Miré a Bill Faber con cara de asombro.

– Esto es en lo que ha estado trabajando Martin desde que llegó a Turquía, querida -dijo.

– ¿Esto? ¿Y qué es exactamente?

– Esa pared -respondió levantando su bastón al frente y dando unos golpecitos al muro- es parte del puente de mando del famoso barco de Noé, Julia. Lleva cuatro milenios esperando por nosotros, conservada entre capas de hielo a cuarenta grados bajo cero.

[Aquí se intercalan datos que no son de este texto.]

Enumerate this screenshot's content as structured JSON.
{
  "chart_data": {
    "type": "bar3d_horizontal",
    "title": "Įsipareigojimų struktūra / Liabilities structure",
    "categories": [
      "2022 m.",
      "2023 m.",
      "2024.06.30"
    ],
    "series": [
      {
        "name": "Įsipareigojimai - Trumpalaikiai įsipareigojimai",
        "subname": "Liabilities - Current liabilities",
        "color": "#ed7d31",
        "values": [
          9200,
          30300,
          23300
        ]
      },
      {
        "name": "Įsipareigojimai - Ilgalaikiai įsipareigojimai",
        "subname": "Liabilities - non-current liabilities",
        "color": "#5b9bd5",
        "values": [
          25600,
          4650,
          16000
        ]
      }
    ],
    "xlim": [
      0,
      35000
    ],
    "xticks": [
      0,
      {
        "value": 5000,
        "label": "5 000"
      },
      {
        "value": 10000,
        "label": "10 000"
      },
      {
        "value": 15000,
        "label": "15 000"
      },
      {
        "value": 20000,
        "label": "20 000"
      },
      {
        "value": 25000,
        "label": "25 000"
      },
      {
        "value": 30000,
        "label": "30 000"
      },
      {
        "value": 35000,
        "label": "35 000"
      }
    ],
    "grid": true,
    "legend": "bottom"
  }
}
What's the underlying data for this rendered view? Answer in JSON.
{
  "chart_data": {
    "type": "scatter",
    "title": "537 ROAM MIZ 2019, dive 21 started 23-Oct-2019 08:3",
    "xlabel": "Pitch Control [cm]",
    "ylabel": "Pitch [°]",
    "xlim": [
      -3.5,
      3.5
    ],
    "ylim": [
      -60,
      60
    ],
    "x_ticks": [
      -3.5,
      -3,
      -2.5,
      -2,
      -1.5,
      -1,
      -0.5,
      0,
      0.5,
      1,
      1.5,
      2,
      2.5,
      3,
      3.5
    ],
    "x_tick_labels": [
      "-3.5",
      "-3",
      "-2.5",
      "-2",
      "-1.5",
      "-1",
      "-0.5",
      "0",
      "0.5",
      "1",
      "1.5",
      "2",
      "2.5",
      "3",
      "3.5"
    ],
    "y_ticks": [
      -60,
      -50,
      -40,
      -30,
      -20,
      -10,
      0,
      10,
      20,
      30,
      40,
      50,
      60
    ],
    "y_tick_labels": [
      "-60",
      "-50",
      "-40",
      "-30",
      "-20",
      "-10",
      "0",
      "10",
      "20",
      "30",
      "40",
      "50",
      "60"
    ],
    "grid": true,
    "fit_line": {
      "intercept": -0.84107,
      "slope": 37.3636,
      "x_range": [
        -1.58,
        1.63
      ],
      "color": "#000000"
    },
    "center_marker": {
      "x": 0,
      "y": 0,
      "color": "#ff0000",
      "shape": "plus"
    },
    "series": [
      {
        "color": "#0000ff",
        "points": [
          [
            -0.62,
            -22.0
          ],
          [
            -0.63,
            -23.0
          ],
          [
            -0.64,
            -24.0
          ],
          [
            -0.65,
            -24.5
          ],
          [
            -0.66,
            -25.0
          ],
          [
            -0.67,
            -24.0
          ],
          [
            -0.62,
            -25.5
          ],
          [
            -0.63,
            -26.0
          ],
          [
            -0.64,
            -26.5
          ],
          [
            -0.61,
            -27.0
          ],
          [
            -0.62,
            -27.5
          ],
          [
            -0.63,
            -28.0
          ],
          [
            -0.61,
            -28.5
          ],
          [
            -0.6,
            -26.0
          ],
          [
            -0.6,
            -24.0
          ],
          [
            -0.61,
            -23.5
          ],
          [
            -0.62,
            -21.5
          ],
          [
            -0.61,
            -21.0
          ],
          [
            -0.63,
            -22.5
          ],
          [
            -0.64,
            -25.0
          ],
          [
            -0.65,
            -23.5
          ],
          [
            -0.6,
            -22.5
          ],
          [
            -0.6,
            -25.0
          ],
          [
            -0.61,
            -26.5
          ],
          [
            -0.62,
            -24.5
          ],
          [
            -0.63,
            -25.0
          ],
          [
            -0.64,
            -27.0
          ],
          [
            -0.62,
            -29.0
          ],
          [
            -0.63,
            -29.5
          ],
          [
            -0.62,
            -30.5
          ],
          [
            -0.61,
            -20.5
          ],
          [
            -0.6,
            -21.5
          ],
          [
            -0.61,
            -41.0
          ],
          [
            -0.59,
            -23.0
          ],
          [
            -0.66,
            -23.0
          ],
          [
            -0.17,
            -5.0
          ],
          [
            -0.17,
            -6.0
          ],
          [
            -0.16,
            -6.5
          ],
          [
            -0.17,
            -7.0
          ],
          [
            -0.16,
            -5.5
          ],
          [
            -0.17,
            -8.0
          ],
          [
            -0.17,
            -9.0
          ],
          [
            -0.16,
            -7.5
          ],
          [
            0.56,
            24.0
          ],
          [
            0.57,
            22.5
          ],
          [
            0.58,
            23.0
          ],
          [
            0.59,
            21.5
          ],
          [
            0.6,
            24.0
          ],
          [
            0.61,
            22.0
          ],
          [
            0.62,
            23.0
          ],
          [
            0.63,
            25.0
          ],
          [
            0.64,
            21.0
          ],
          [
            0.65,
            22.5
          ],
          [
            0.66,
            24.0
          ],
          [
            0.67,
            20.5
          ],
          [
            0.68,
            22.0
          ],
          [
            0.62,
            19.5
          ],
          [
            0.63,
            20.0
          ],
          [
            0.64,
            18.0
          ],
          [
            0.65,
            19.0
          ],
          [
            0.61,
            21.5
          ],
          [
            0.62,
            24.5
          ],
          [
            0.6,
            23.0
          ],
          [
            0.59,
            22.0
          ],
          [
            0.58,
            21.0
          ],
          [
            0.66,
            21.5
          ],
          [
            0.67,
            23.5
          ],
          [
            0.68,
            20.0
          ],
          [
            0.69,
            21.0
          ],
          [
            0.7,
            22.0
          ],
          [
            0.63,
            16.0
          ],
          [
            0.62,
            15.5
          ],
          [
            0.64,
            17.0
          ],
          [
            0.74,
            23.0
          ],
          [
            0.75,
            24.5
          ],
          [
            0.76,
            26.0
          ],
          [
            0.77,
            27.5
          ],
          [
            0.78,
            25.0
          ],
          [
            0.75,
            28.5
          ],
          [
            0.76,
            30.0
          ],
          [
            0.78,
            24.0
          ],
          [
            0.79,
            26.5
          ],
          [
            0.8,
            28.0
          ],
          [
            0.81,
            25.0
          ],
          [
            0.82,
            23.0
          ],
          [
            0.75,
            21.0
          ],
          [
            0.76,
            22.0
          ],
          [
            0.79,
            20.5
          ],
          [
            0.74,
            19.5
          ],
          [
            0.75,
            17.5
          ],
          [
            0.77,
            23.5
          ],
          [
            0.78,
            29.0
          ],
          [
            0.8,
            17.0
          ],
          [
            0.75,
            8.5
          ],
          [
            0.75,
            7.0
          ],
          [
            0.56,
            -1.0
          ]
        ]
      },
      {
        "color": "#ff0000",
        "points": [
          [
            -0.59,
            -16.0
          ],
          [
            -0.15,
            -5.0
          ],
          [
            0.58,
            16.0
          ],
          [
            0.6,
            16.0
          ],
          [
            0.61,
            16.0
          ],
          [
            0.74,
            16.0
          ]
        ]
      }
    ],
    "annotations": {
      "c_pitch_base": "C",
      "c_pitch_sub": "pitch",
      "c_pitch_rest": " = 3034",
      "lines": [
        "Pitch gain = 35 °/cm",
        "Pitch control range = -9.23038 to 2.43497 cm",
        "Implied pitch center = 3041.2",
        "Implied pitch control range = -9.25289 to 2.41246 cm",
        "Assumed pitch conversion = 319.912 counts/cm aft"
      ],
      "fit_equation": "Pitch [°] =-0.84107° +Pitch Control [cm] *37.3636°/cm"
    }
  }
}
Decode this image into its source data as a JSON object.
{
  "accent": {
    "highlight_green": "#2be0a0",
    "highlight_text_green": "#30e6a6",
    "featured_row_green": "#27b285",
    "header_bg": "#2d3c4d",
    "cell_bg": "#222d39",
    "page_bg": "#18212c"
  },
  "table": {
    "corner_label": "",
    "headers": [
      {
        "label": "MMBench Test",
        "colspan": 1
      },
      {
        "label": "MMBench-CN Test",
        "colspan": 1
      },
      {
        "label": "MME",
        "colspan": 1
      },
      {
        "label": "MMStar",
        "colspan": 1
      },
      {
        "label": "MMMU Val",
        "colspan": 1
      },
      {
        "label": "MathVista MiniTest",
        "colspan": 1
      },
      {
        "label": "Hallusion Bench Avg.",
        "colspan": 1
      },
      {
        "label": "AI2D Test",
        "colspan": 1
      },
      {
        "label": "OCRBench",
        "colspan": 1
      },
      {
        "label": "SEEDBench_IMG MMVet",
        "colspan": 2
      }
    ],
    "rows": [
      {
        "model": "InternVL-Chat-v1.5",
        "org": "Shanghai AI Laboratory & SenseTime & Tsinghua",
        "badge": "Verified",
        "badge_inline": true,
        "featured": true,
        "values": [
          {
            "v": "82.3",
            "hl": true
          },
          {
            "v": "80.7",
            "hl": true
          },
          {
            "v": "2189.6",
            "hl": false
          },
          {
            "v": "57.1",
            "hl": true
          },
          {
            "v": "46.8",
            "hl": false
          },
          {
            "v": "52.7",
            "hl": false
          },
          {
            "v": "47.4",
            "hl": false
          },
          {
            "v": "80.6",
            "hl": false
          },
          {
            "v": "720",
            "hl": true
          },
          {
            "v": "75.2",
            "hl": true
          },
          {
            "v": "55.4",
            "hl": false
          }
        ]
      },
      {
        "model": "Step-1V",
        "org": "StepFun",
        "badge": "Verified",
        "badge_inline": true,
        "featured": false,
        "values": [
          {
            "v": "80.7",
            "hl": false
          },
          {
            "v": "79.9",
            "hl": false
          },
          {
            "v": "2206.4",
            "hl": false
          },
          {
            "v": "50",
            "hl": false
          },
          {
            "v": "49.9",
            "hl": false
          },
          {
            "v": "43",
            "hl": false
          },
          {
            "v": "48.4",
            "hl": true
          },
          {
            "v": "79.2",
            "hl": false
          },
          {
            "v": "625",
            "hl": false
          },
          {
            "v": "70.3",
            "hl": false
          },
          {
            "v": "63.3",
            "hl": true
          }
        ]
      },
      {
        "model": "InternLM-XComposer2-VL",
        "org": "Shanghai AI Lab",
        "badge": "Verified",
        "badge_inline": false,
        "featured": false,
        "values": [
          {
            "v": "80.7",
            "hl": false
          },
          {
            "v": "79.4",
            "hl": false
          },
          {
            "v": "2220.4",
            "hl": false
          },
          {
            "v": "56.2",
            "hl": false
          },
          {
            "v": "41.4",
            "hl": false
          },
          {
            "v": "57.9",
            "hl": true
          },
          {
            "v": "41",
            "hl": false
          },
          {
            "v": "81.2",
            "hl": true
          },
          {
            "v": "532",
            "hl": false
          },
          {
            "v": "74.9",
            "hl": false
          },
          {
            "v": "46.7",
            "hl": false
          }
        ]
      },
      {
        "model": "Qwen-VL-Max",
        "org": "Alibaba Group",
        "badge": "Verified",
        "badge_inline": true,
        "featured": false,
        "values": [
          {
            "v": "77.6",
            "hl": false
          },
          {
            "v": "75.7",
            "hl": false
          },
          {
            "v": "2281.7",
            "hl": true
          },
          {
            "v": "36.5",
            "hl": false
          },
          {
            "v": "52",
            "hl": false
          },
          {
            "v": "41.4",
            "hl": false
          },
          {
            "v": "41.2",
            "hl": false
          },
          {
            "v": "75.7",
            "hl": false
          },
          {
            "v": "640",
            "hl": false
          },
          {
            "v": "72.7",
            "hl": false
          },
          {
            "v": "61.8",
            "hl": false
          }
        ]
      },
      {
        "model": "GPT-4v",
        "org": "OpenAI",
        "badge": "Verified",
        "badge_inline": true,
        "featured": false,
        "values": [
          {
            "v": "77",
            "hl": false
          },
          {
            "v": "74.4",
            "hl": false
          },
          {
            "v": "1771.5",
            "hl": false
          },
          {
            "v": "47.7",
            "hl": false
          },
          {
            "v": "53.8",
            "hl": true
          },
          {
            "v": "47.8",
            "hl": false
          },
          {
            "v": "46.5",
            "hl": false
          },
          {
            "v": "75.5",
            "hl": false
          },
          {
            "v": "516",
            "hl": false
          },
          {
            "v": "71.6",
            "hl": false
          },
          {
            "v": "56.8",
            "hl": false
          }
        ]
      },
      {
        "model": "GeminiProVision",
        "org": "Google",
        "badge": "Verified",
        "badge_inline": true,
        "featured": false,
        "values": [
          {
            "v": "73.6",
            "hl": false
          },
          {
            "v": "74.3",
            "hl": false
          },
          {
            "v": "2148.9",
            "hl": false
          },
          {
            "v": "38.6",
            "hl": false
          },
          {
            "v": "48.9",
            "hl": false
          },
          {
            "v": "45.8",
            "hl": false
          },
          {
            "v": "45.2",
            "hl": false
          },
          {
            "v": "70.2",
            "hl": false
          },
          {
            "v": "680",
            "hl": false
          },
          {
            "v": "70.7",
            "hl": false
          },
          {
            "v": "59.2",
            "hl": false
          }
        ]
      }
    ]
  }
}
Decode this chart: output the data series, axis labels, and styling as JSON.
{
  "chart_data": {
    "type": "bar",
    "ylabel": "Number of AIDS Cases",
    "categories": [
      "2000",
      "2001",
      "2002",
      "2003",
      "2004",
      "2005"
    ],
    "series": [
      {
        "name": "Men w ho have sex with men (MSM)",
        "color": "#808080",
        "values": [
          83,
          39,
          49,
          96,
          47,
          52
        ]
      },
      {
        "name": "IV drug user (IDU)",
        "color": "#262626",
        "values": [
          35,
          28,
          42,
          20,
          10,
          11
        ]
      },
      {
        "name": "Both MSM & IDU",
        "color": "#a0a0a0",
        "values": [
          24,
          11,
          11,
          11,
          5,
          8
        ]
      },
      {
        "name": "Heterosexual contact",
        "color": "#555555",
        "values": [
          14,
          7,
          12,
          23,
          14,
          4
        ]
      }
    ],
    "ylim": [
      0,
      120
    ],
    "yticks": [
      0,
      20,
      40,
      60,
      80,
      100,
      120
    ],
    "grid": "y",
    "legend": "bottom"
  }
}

Bill dejó que su revelación calase poco a poco. Luego añadió:

– Es un milagro que se conserve en tan buen estado. Las nieves perpetuas han ido petrificando su estructura, transformando la celulosa original en lo que tenemos aquí: una madera dura como una roca. O, mejor, una roca con vago aspecto de madera.

– El Arca… -silabeé. Aunque la tenía delante, me costaba creer que lo fuera.

– El interior está sellado, querida -precisó-. No hay forma de acceder a él sin utilizar cargas explosivas, pero hacerlo sería un suicidio. La onda expansiva nos sepultaría bajo toneladas de hielo y rocas antes de que pudiéramos darnos la vuelta para buscar la salida.

Traté de hacerme una idea de las dimensiones de aquel lienzo. En realidad, apenas era un segmento de unos seis o siete metros de largo, que nacía y moría en los dos taludes de tierra que le caían a los lados.